Vladimir Nabokov, cuja obra é polvilhada de citações de Shakespeare, escancaradas ou sutis, deu o título In Aleppo Once a um conto sobre ciúmes e desentendimentos, como a tragédia de Otelo, convencido por Iago que a doce e fiel Desdêmona o trai. Até hoje se discute a motivação de Iago para montar a intriga mortal. Apenas uma maldade gratuita de um dos piores caracteres de toda a literatura, ciúmes da virtuosa Desdêmona ou – uma especulação moderna – amor homossexual por Otelo?
Nabokov se deliciou ao descobrir que Shakespeare, que também era ator, tinha feito o papel do fantasma do pai de Hamlet no palco do teatro Globe. O papel é pequeno, mas essencial na trama, sem ele e sem seu clamor por vingança não haveria a peça. E é o fantasma que se despede de Hamlet antes de desaparecer na bruma, dizendo “Adieu, adieu, adieu. Remember me, remember me...”. Poderia ser o autor falando pela boca do ator, pedindo para se lembrarem dele.

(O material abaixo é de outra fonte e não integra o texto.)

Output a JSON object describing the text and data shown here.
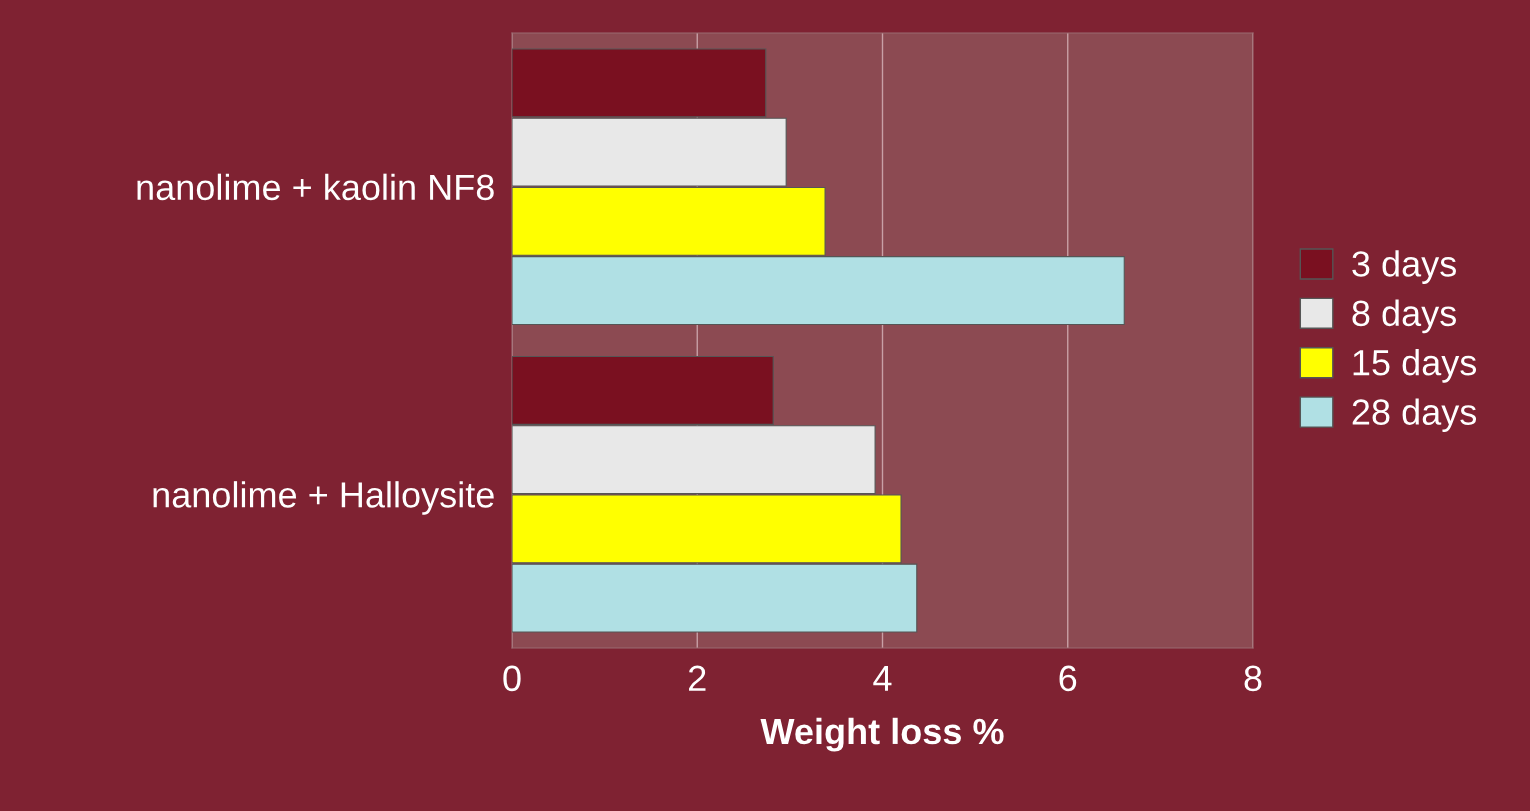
{
  "chart_data": {
    "type": "bar",
    "orientation": "horizontal",
    "xlabel": "Weight loss %",
    "categories": [
      "nanolime + kaolin NF8",
      "nanolime + Halloysite"
    ],
    "series": [
      {
        "name": "3 days",
        "color": "#7a1020",
        "values": [
          2.74,
          2.82
        ]
      },
      {
        "name": "8 days",
        "color": "#e8e8e8",
        "values": [
          2.96,
          3.92
        ]
      },
      {
        "name": "15 days",
        "color": "#ffff00",
        "values": [
          3.38,
          4.2
        ]
      },
      {
        "name": "28 days",
        "color": "#b0e0e4",
        "values": [
          6.61,
          4.37
        ]
      }
    ],
    "xlim": [
      0,
      8
    ],
    "xticks": [
      0,
      2,
      4,
      6,
      8
    ],
    "grid": "x",
    "legend": "right"
  }
}
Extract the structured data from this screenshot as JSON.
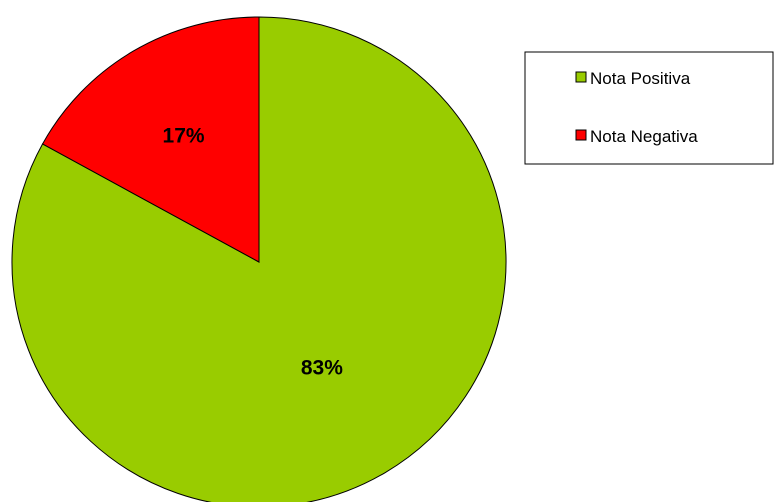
{
  "chart_data": {
    "type": "pie",
    "title": "",
    "slices": [
      {
        "label": "Nota Positiva",
        "value": 83,
        "display": "83%",
        "color": "#99cc00"
      },
      {
        "label": "Nota Negativa",
        "value": 17,
        "display": "17%",
        "color": "#ff0000"
      }
    ],
    "start_angle_deg": 0,
    "direction": "clockwise",
    "legend": {
      "position": "right",
      "entries": [
        "Nota Positiva",
        "Nota Negativa"
      ]
    }
  }
}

E Shakespeare não foi esquecido nos 400 anos que nos separam da primeira encenação de Hamlet. Volta e meia surge uma adaptação nova de uma peça dele. Grandes escritores se renderam ao seu sortilégio – Nabokov, talvez, mais do que todos. James Joyce dedica um capítulo inteiro do seu Ulysses a Shakespeare e o seu legado literário. “Remember me, remember me.” Em Alepo, há 400 anos, foi a mesma súplica de um triste mouro, que amou não sabiamente, mas demais.